Putin offers Europe a new gas deal

The Bell

  • “We could replace Nord Stream’s lost volumes of transit along the Baltic Sea bed via the Black Sea region, thus making the main supply route for our natural gas to Europe via Turkey. We could make Turkey into Europe’s largest gas hub, if our partners are interested in this,” Putin said at Russian Energy Week in Moscow.
  • The EU already gets gas from TurkStream. However, at 14 billion cubic meters a year, TurkStream has only half the volume of any of the Nord Stream lines. There is also Blue Stream, with a further 16 billion cubic meters, but that is almost entirely used to supply Turkey.
  • At the same forum, Gazprom head Alexei Miller said his company was ready to increase capacity and build a new gas hub on the border between Turkey and the EU. Turkey’s Energy Minister said that it was the first he had heard of the idea, but admitted that “taking into account the existing cooperation between our countries,” laying new pipelines was possible.
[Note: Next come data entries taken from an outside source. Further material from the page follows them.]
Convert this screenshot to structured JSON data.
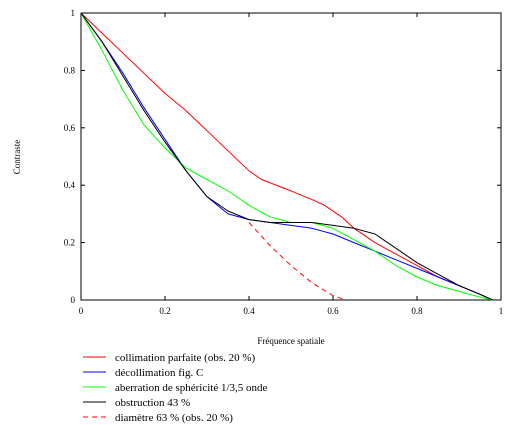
{
  "chart_data": {
    "type": "line",
    "xlabel": "Fréquence spatiale",
    "ylabel": "Contraste",
    "xlim": [
      0,
      1
    ],
    "ylim": [
      0,
      1
    ],
    "x_ticks": [
      "0",
      "0.2",
      "0.4",
      "0.6",
      "0.8",
      "1"
    ],
    "y_ticks": [
      "0",
      "0.2",
      "0.4",
      "0.6",
      "0.8",
      "1"
    ],
    "grid": false,
    "legend_position": "bottom",
    "series": [
      {
        "name": "collimation parfaite (obs. 20 %)",
        "color": "#ff0000",
        "dash": "solid",
        "points": [
          [
            0,
            1
          ],
          [
            0.05,
            0.93
          ],
          [
            0.1,
            0.86
          ],
          [
            0.15,
            0.79
          ],
          [
            0.2,
            0.72
          ],
          [
            0.25,
            0.66
          ],
          [
            0.3,
            0.59
          ],
          [
            0.35,
            0.52
          ],
          [
            0.4,
            0.45
          ],
          [
            0.43,
            0.42
          ],
          [
            0.5,
            0.38
          ],
          [
            0.55,
            0.35
          ],
          [
            0.58,
            0.33
          ],
          [
            0.62,
            0.29
          ],
          [
            0.65,
            0.25
          ],
          [
            0.7,
            0.2
          ],
          [
            0.75,
            0.16
          ],
          [
            0.8,
            0.12
          ],
          [
            0.85,
            0.08
          ],
          [
            0.9,
            0.05
          ],
          [
            0.95,
            0.02
          ],
          [
            0.98,
            0
          ]
        ]
      },
      {
        "name": "décollimation fig. C",
        "color": "#0000ff",
        "dash": "solid",
        "points": [
          [
            0,
            1
          ],
          [
            0.05,
            0.9
          ],
          [
            0.1,
            0.79
          ],
          [
            0.15,
            0.67
          ],
          [
            0.2,
            0.56
          ],
          [
            0.25,
            0.45
          ],
          [
            0.3,
            0.36
          ],
          [
            0.35,
            0.3
          ],
          [
            0.4,
            0.28
          ],
          [
            0.45,
            0.27
          ],
          [
            0.5,
            0.26
          ],
          [
            0.55,
            0.25
          ],
          [
            0.6,
            0.23
          ],
          [
            0.65,
            0.2
          ],
          [
            0.7,
            0.17
          ],
          [
            0.75,
            0.14
          ],
          [
            0.8,
            0.11
          ],
          [
            0.85,
            0.08
          ],
          [
            0.9,
            0.05
          ],
          [
            0.95,
            0.02
          ],
          [
            0.98,
            0
          ]
        ]
      },
      {
        "name": "aberration de sphéricité 1/3,5 onde",
        "color": "#00ff00",
        "dash": "solid",
        "points": [
          [
            0,
            1
          ],
          [
            0.05,
            0.87
          ],
          [
            0.1,
            0.73
          ],
          [
            0.15,
            0.61
          ],
          [
            0.2,
            0.53
          ],
          [
            0.25,
            0.46
          ],
          [
            0.3,
            0.42
          ],
          [
            0.35,
            0.38
          ],
          [
            0.4,
            0.33
          ],
          [
            0.45,
            0.29
          ],
          [
            0.5,
            0.27
          ],
          [
            0.55,
            0.27
          ],
          [
            0.6,
            0.25
          ],
          [
            0.65,
            0.21
          ],
          [
            0.7,
            0.17
          ],
          [
            0.75,
            0.12
          ],
          [
            0.8,
            0.08
          ],
          [
            0.85,
            0.05
          ],
          [
            0.9,
            0.03
          ],
          [
            0.95,
            0.01
          ],
          [
            0.98,
            0
          ]
        ]
      },
      {
        "name": "obstruction 43 %",
        "color": "#000000",
        "dash": "solid",
        "points": [
          [
            0,
            1
          ],
          [
            0.05,
            0.9
          ],
          [
            0.1,
            0.78
          ],
          [
            0.15,
            0.66
          ],
          [
            0.2,
            0.55
          ],
          [
            0.25,
            0.45
          ],
          [
            0.3,
            0.36
          ],
          [
            0.35,
            0.31
          ],
          [
            0.4,
            0.28
          ],
          [
            0.45,
            0.27
          ],
          [
            0.5,
            0.27
          ],
          [
            0.55,
            0.27
          ],
          [
            0.6,
            0.26
          ],
          [
            0.65,
            0.25
          ],
          [
            0.7,
            0.23
          ],
          [
            0.75,
            0.18
          ],
          [
            0.8,
            0.13
          ],
          [
            0.85,
            0.09
          ],
          [
            0.9,
            0.05
          ],
          [
            0.95,
            0.02
          ],
          [
            0.98,
            0
          ]
        ]
      },
      {
        "name": "diamètre 63 % (obs. 20 %)",
        "color": "#ff0000",
        "dash": "dashed",
        "points": [
          [
            0.4,
            0.27
          ],
          [
            0.45,
            0.19
          ],
          [
            0.5,
            0.12
          ],
          [
            0.55,
            0.06
          ],
          [
            0.6,
            0.015
          ],
          [
            0.63,
            0
          ]
        ]
      }
    ]
  }
}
On Thursday, Putin discussed a gas hub with his Turkish counterpart Recep Erdogan.
  • The proposed TurkStream 2 is an ideological replacement for Nord Stream 2. While it is not as direct, it offers access to the same European market via a “friendly” nation. However, it may face the same fate because the EU has a principled opposition to buying Russian gas. “Regardless of any sabotage on gas pipelines, Russia has shown itself to be an unreliable energy partner,” German government spokeswoman Christiane Hoffmann said last week. The EU has already reduced its reliance on Russian gas from 40% of total imports to under 10%.

Why the world should care

Putin is making every effort to preserve Gazprom’s place in the lucrative European market, and wants to persuade the EU to negotiate with Russia and lift some sanctions. He again highlighted last week that Europe’s switch to spot prices for gas had already cost the continent €300 billion ($292 billion). Gazprom chief Alexei Miller added that it would take more than a year to repair and relaunch the Nord Stream pipelines. Intense cold in Europe this winter could end up freezing “entire cities, entire lands,” Miller claimed.